OpenAI released a cybersecurity plan in the AI era for government structures and critical infrastructure

On April 29, 2026, OpenAI published its Cybersecurity in the Intelligence Age plan and proposed not locking powerful AI tools within a narrow circle of players, but rather quickly transferring them to verified defenders. The company's logic is simple: malicious actors will use AI anyway, so the winner is not the one who holds models under lock and key longer, but the one who strengthens defense faster.

Five Pillars of the Plan

OpenAI believes that cybersecurity is entering a new stage. The same models that help find vulnerabilities, accelerate patches, and automate defense are already being used in attacks: for phishing, reconnaissance, malware development, and bypassing security systems. However, the problem is not only in the models themselves. The digital environment is already overloaded with legacy systems, uneven updates, insecure software, and vulnerabilities in open source dependencies. Against this backdrop, the company compiled its response in five directions:

• expand access to AI tools for defenders
• establish coordination between government, industry, and AI laboratories
• strengthen protection of frontier models themselves and sensitive knowledge around them
• maintain visibility and control over how such models are deployed and used
• provide ordinary users with tools for personal digital protection

OpenAI's key idea is neither complete openness nor strict containment, but "controlled acceleration." The company explicitly states that advanced models for cyber tasks will almost certainly spread more widely over time, so the question is no longer whether they will reach different players, but whether democratic institutions will have time to turn the current technological advantage into a sustainable defensive advantage. Otherwise, defenders will be chasing the attack market rather than getting ahead of it.

Who Will Get Access

The main mechanism in the plan is called Trusted Access for Cyber, or TAC. It is a tiered access program to more powerful and more "permissive" models for legitimate defensive work. Access levels will depend on trust in the user, their tasks, and the scale of defensive impact. In other words, the more powerful and sensitive the tool, the stricter the verification, security requirements, monitoring, and terms of use. The goal is to eliminate unnecessary friction for defensive work, but not to open the door to destructive scenarios.

Initially, OpenAI wants to scale TAC to several groups. Priority is given to defenders in federal, regional, and local government agencies, as well as large players who can protect thousands and millions of end users: security platforms, hyperscaler providers, infrastructure companies, software supply chain defenders, and critical infrastructure operators. Separately, the company highlights the financial sector as one of the main targets for sophisticated attacks. For smaller hospitals, school districts, water utilities, municipalities, and local operators, access is offered through trusted intermediaries—MSSPs, industry organizations, major vendors, and CISA-supported programs. Later, they plan to expand this framework to U.S. allies.

"Cybersecurity is teamwork."

Opening access is not enough if the market lacks a common framework for threat sharing. Therefore, the second part of the plan is dedicated to coordination between government, industry, and AI laboratories: a common threat model, rapid exchange of operational intelligence on attacks, selection of the most important sectors and use scenarios, and use of existing government channels for response. OpenAI separately emphasizes that no single laboratory sees the full picture of misuse, so coordination between laboratories becomes not a supplement but a mandatory part of defense.

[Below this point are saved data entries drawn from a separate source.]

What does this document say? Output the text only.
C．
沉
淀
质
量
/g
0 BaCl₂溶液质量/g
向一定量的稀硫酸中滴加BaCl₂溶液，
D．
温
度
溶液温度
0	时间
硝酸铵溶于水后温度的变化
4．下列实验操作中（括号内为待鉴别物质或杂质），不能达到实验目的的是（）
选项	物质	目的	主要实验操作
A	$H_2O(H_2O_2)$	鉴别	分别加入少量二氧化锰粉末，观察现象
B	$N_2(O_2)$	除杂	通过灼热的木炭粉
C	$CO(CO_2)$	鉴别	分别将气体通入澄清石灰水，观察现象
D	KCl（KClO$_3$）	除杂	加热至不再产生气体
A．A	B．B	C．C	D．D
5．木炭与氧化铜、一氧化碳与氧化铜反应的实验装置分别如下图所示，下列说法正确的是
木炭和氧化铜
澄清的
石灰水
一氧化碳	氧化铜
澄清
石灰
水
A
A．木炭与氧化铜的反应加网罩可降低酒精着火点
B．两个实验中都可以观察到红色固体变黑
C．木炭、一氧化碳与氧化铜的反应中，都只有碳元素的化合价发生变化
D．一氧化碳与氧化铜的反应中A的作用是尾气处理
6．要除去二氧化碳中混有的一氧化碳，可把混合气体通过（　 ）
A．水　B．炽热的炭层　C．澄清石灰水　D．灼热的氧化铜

How Defense Will Be Strengthened

The third and fourth parts of the plan concern OpenAI itself and the rules for deploying such systems. The company promises to more strictly protect models, weights, sensitive environments, and internal knowledge from leaks, theft, unauthorized copying, and distillation. The list of measures includes stricter access control, segmentation of sensitive environments, expanded monitoring, protection of software and hardware supply chains, and enhanced control over privileged access and insider risks.

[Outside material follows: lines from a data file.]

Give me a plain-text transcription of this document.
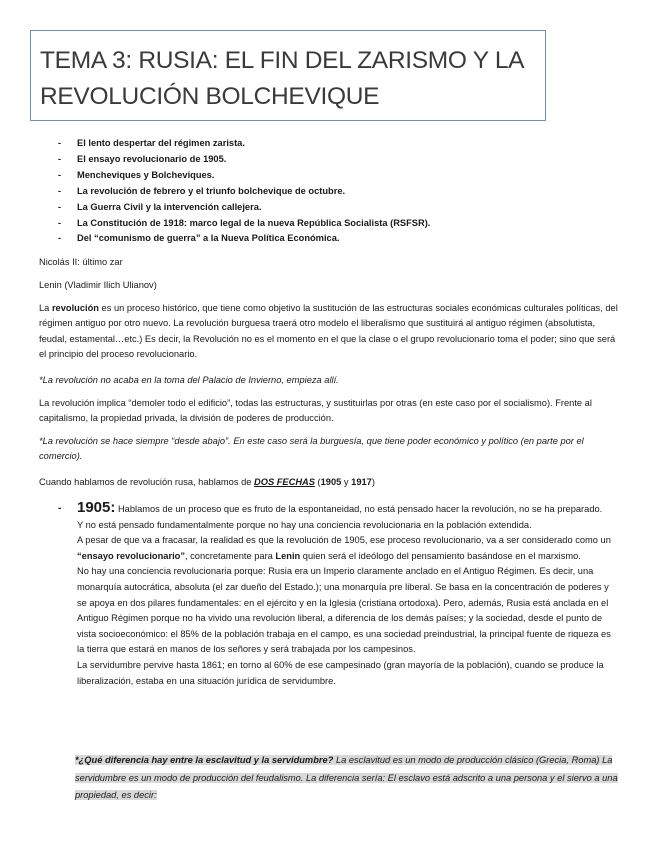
TEMA 3: RUSIA: EL FIN DEL ZARISMO Y LA

REVOLUCIÓN BOLCHEVIQUE

- El lento despertar del régimen zarista.
- El ensayo revolucionario de 1905.
- Mencheviques y Bolcheviques.
- La revolución de febrero y el triunfo bolchevique de octubre.
- La Guerra Civil y la intervención callejera.
- La Constitución de 1918: marco legal de la nueva República Socialista (RSFSR).
- Del “comunismo de guerra” a la Nueva Política Económica.

Nicolás II: último zar

Lenin (Vladimir Ilich Ulianov)

La revolución es un proceso histórico, que tiene como objetivo la sustitución de las estructuras sociales económicas culturales políticas, del régimen antiguo por otro nuevo. La revolución burguesa traerá otro modelo el liberalismo que sustituirá al antiguo régimen (absolutista, feudal, estamental…etc.) Es decir, la Revolución no es el momento en el que la clase o el grupo revolucionario toma el poder; sino que será el principio del proceso revolucionario.

*La revolución no acaba en la toma del Palacio de Invierno, empieza allí.

La revolución implica “demoler todo el edificio”, todas las estructuras, y sustituirlas por otras (en este caso por el socialismo). Frente al capitalismo, la propiedad privada, la división de poderes de producción.

*La revolución se hace siempre “desde abajo”. En este caso será la burguesía, que tiene poder económico y político (en parte por el comercio).

Cuando hablamos de revolución rusa, hablamos de DOS FECHAS (1905 y 1917)

- 1905: Hablamos de un proceso que es fruto de la espontaneidad, no está pensado hacer la revolución, no se ha preparado.
Y no está pensado fundamentalmente porque no hay una conciencia revolucionaria en la población extendida.
A pesar de que va a fracasar, la realidad es que la revolución de 1905, ese proceso revolucionario, va a ser considerado como un “ensayo revolucionario”, concretamente para Lenin quien será el ideólogo del pensamiento basándose en el marxismo.
No hay una conciencia revolucionaria porque: Rusia era un Imperio claramente anclado en el Antiguo Régimen. Es decir, una monarquía autocrática, absoluta (el zar dueño del Estado.); una monarquía pre liberal. Se basa en la concentración de poderes y se apoya en dos pilares fundamentales: en el ejército y en la Iglesia (cristiana ortodoxa). Pero, además, Rusia está anclada en el Antiguo Régimen porque no ha vivido una revolución liberal, a diferencia de los demás países; y la sociedad, desde el punto de vista socioeconómico: el 85% de la población trabaja en el campo, es una sociedad preindustrial, la principal fuente de riqueza es la tierra que estará en manos de los señores y será trabajada por los campesinos.
La servidumbre pervive hasta 1861; en torno al 60% de ese campesinado (gran mayoría de la población), cuando se produce la liberalización, estaba en una situación jurídica de servidumbre.
*¿Qué diferencia hay entre la esclavitud y la servidumbre? La esclavitud es un modo de producción clásico (Grecia, Roma) La servidumbre es un modo de producción del feudalismo. La diferencia sería: El esclavo está adscrito a una persona y el siervo a una propiedad, es decir:
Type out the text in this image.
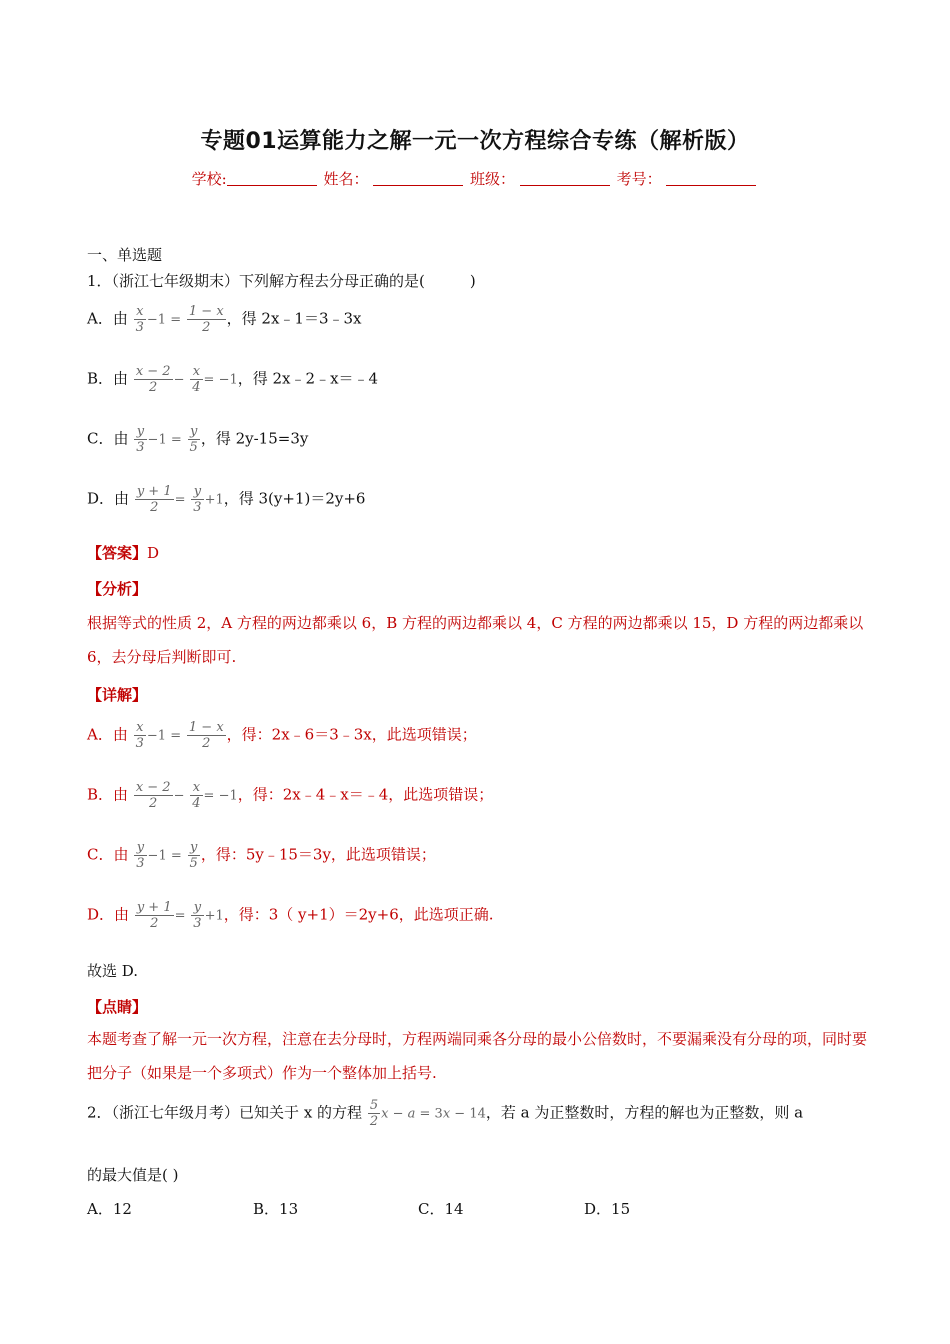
专题01运算能力之解一元一次方程综合专练（解析版）
学校:	姓名：	班级：	考号：
一、单选题
1．（浙江七年级期末）下列解方程去分母正确的是(　　　)
A．由 $\frac{x}{3} -1 = \frac{1 - x}{2}$ ，得 2x﹣1＝3﹣3x
B．由 $\frac{x - 2}{2} - \frac{x}{4} = -1$，得 2x﹣2﹣x＝﹣4
C．由 $\frac{y}{3} -1 = \frac{y}{5}$ ，得 2y-15=3y
D．由 $\frac{y + 1}{2} = \frac{y}{3} +1$，得 3(y+1)＝2y+6
【答案】D
【分析】
根据等式的性质 2，A 方程的两边都乘以 6，B 方程的两边都乘以 4，C 方程的两边都乘以 15，D 方程的两边都乘以 6，去分母后判断即可.
【详解】
A．由 $\frac{x}{3} -1 = \frac{1 - x}{2}$ ，得：2x﹣6＝3﹣3x，此选项错误；
B．由 $\frac{x - 2}{2} - \frac{x}{4} = -1$，得：2x﹣4﹣x＝﹣4，此选项错误；
C．由 $\frac{y}{3} -1 = \frac{y}{5}$ ，得：5y﹣15＝3y，此选项错误；
D．由 $\frac{y + 1}{2} = \frac{y}{3} +1$，得：3（ y+1）＝2y+6，此选项正确.
故选 D.
【点睛】
本题考查了解一元一次方程，注意在去分母时，方程两端同乘各分母的最小公倍数时，不要漏乘没有分母的项，同时要把分子（如果是一个多项式）作为一个整体加上括号.
2．（浙江七年级月考）已知关于 x 的方程 $\frac{5}{2}$ x − a = 3x − 14，若 a 为正整数时，方程的解也为正整数，则 a
的最大值是( )
A．12	B．13	C．14	D．15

To verify its resilience, OpenAI plans to more actively engage external teams and reminds of its expanded partnership with Microsoft on collective defense. At the deployment level, the company is betting on a risk-oriented model. For ordinary users, basic protective measures are maintained: model behavior restrictions and automatic system checks.

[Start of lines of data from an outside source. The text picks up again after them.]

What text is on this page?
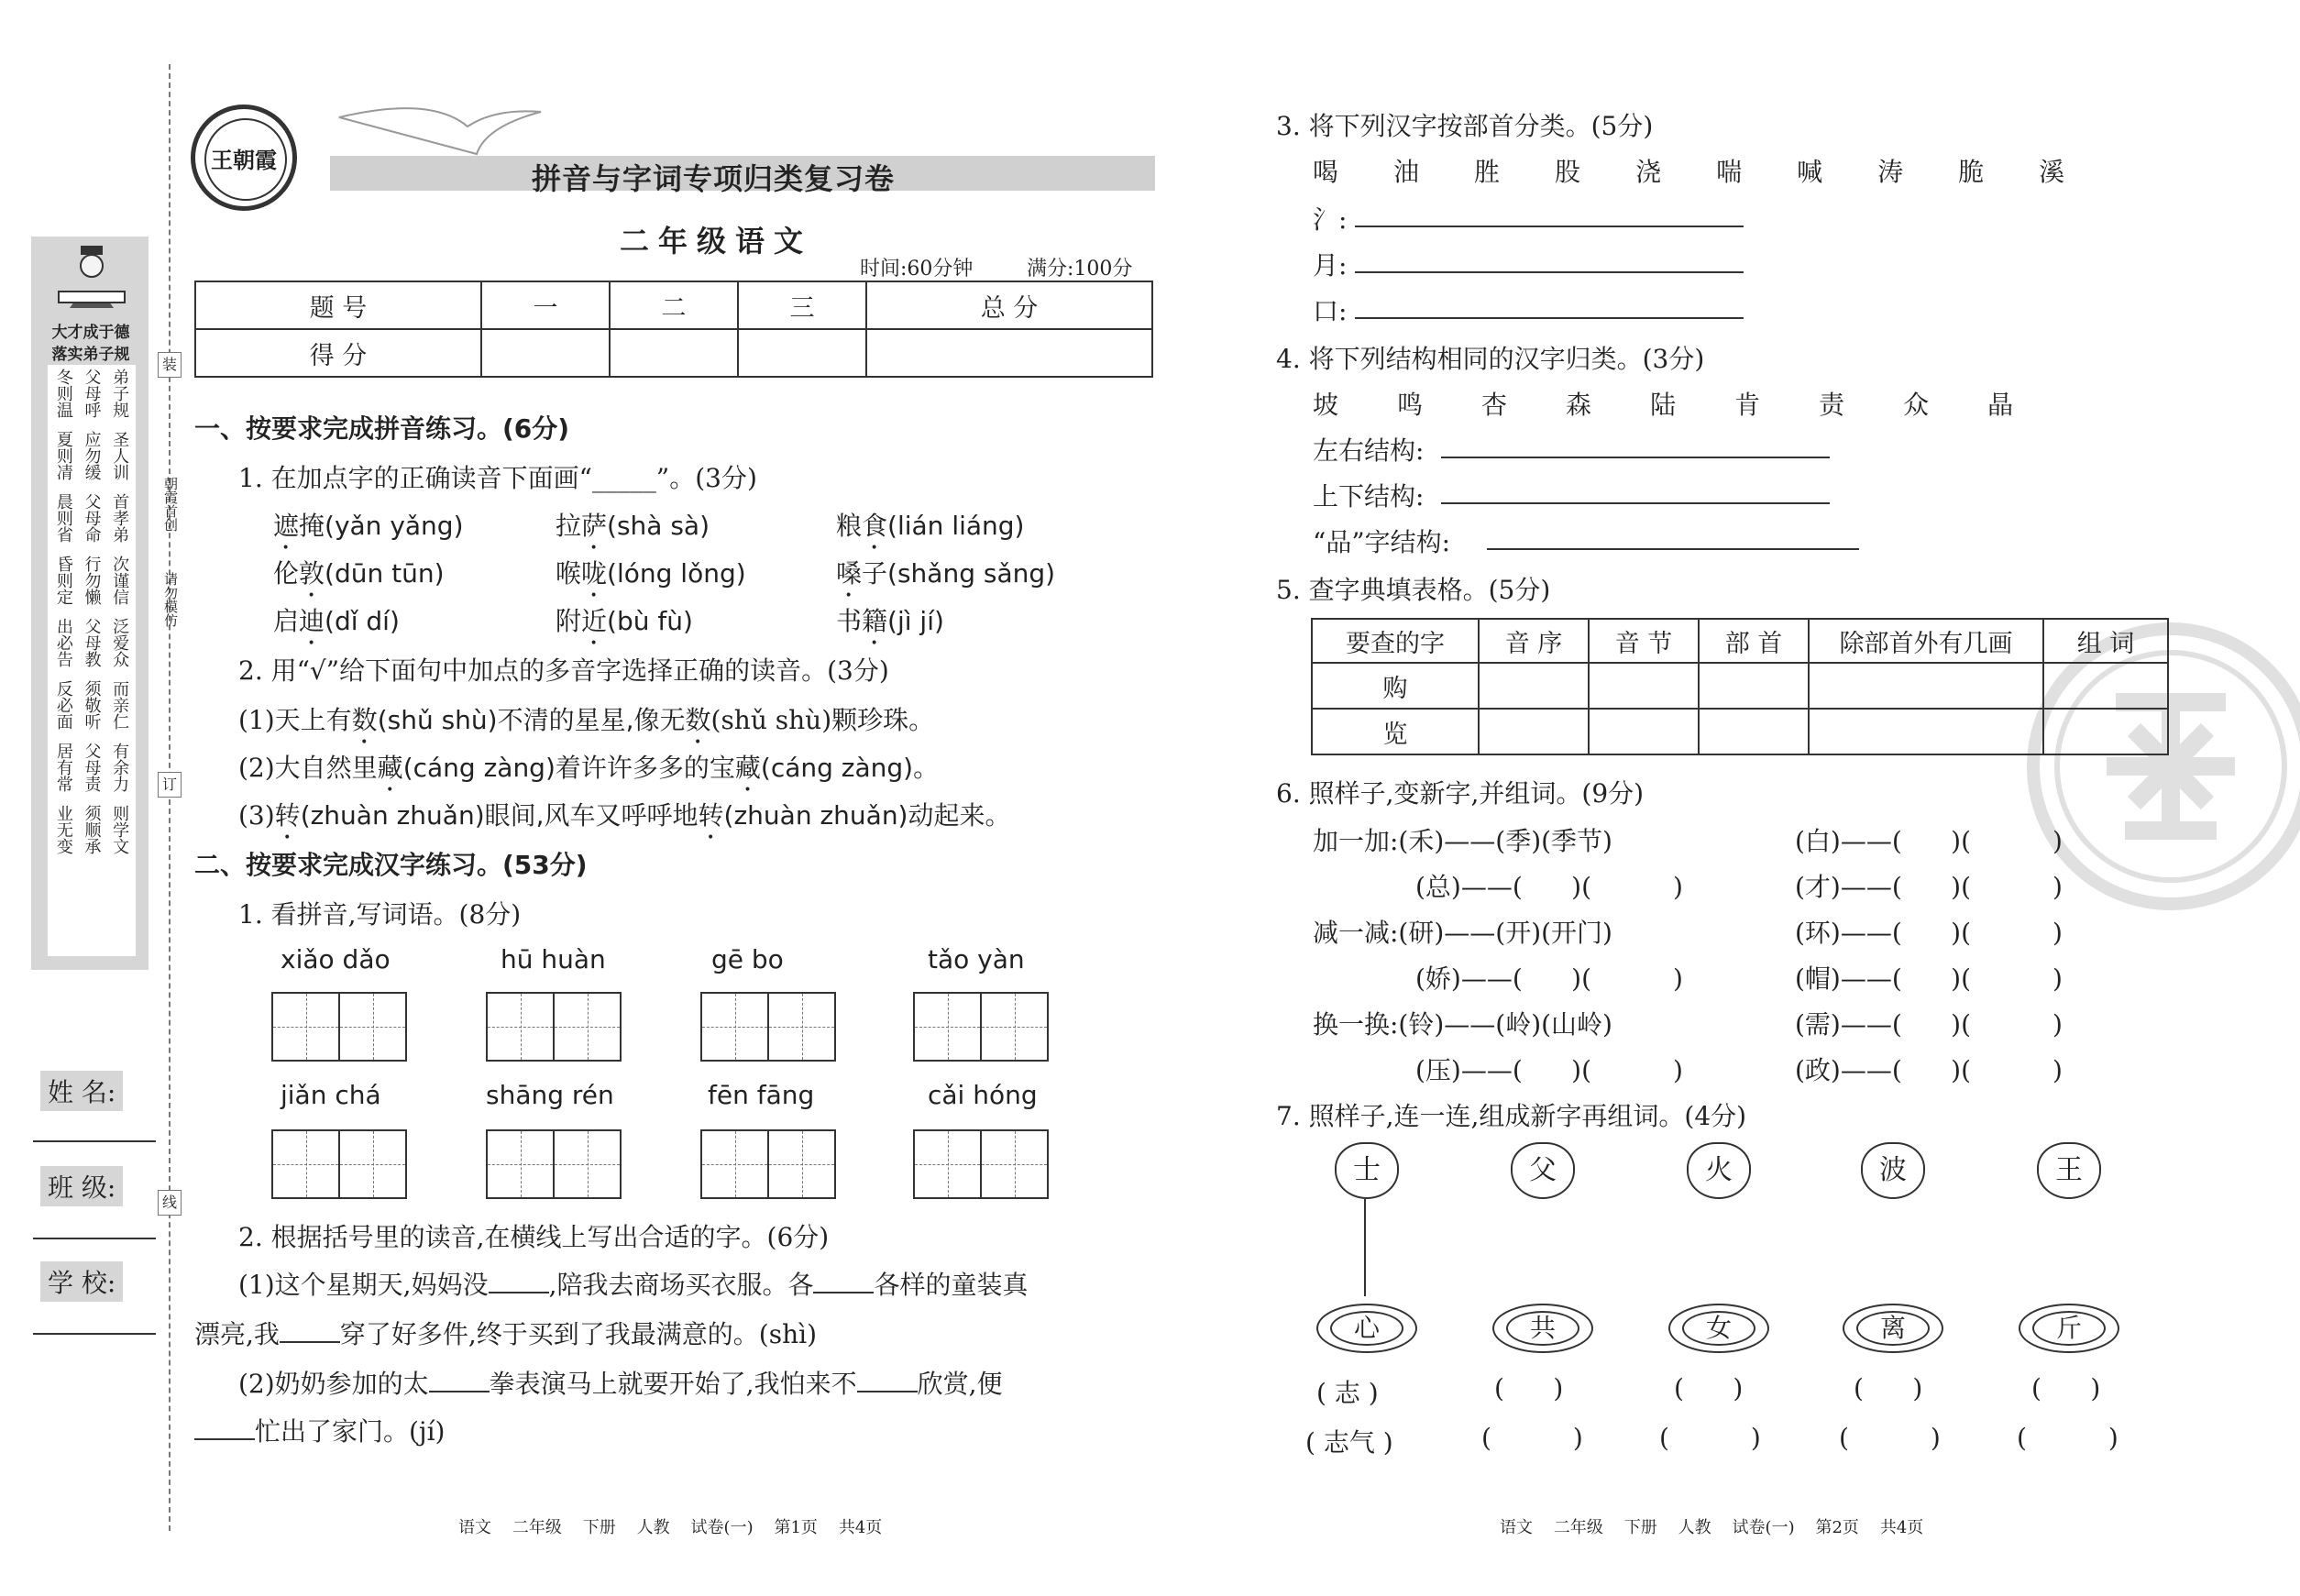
大才成于德
落实弟子规
冬则温
夏则凊
晨则省
昏则定
出必告
反必面
居有常
业无变
父母呼
应勿缓
父母命
行勿懒
父母教
须敬听
父母责
须顺承
弟子规
圣人训
首孝弟
次谨信
泛爱众
而亲仁
有余力
则学文
姓 名:
班 级:
学 校:
装
订
线
朝霞首创
请勿模仿
王朝霞
拼音与字词专项归类复习卷
二年级语文
时间:60分钟	满分:100分
题 号	一	二	三	总 分
得 分				
一、按要求完成拼音练习。(6分)
1. 在加点字的正确读音下面画“_____”。(3分)
遮掩(yǎn yǎng)	拉萨(shà sà)	粮食(lián liáng)
伦敦(dūn tūn)	喉咙(lóng lǒng)	嗓子(shǎng sǎng)
启迪(dǐ dí)	附近(bù fù)	书籍(jì jí)
2. 用“√”给下面句中加点的多音字选择正确的读音。(3分)
(1)天上有数(shǔ shù)不清的星星,像无数(shǔ shù)颗珍珠。
(2)大自然里藏(cáng zàng)着许许多多的宝藏(cáng zàng)。
(3)转(zhuàn zhuǎn)眼间,风车又呼呼地转(zhuàn zhuǎn)动起来。
二、按要求完成汉字练习。(53分)
1. 看拼音,写词语。(8分)
xiǎo dǎo	hū huàn	gē bo	tǎo yàn
jiǎn chá	shāng rén	fēn fāng	cǎi hóng
2. 根据括号里的读音,在横线上写出合适的字。(6分)
(1)这个星期天,妈妈没 ,陪我去商场买衣服。各 各样的童装真
漂亮,我 穿了好多件,终于买到了我最满意的。(shì)
(2)奶奶参加的太 拳表演马上就要开始了,我怕来不 欣赏,便
忙出了家门。(jí)
语文    二年级    下册    人教    试卷(一)    第1页    共4页
3. 将下列汉字按部首分类。(5分)
喝 油 胜 股 浇 喘 喊 涛 脆 溪
氵:
月:
口:
4. 将下列结构相同的汉字归类。(3分)
坡 鸣 杏 森 陆 肯 责 众 晶
左右结构:
上下结构:
“品”字结构:
5. 查字典填表格。(5分)
要查的字	音 序	音 节	部 首	除部首外有几画	组 词
购					
览					
6. 照样子,变新字,并组词。(9分)
加一加:(禾)——(季)(季节)	(白)——(      )(          )
(总)——(      )(          )	(才)——(      )(          )
减一减:(研)——(开)(开门)	(环)——(      )(          )
(娇)——(      )(          )	(帽)——(      )(          )
换一换:(铃)——(岭)(山岭)	(需)——(      )(          )
(压)——(      )(          )	(政)——(      )(          )
7. 照样子,连一连,组成新字再组词。(4分)
士	父	火	波	王
心	共	女	离	斤
( 志 )	(      )	(      )	(      )	(      )
( 志气 )	(          )	(          )	(          )	(          )
语文    二年级    下册    人教    试卷(一)    第2页    共4页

For trusted users with mission-critical tasks, access will be multilayered: with identity verification, legal confirmations, basic security obligations, misuse reporting, and additional monitoring. If risk increases, OpenAI retains the right to quickly tighten restrictions, reduce limits, require re-authentication, downgrade access level, or revoke it entirely.

The fifth part concerns the mass user. According to the company, ChatGPT users are already sending over 15 million messages per month asking to verify if something is fraud. OpenAI wants to develop this scenario further: help people recognize suspicious messages, set up stronger passwords and MFA, respond to breaches, and recover faster from fraud or account compromise. In the coming days, the company also promises new security features for ChatGPT accounts to make basic digital hygiene simpler and more accessible.

What This Means

OpenAI has publicly taken a position for selective expansion of access, rather than a model where powerful cyber tools remain with a few select organizations. If this approach works, AI defense will become not a niche service for experts, but an infrastructure layer for the state, clouds, developers, and ordinary users. If not, the debate over who can be trusted with frontier models and on what terms will only intensify.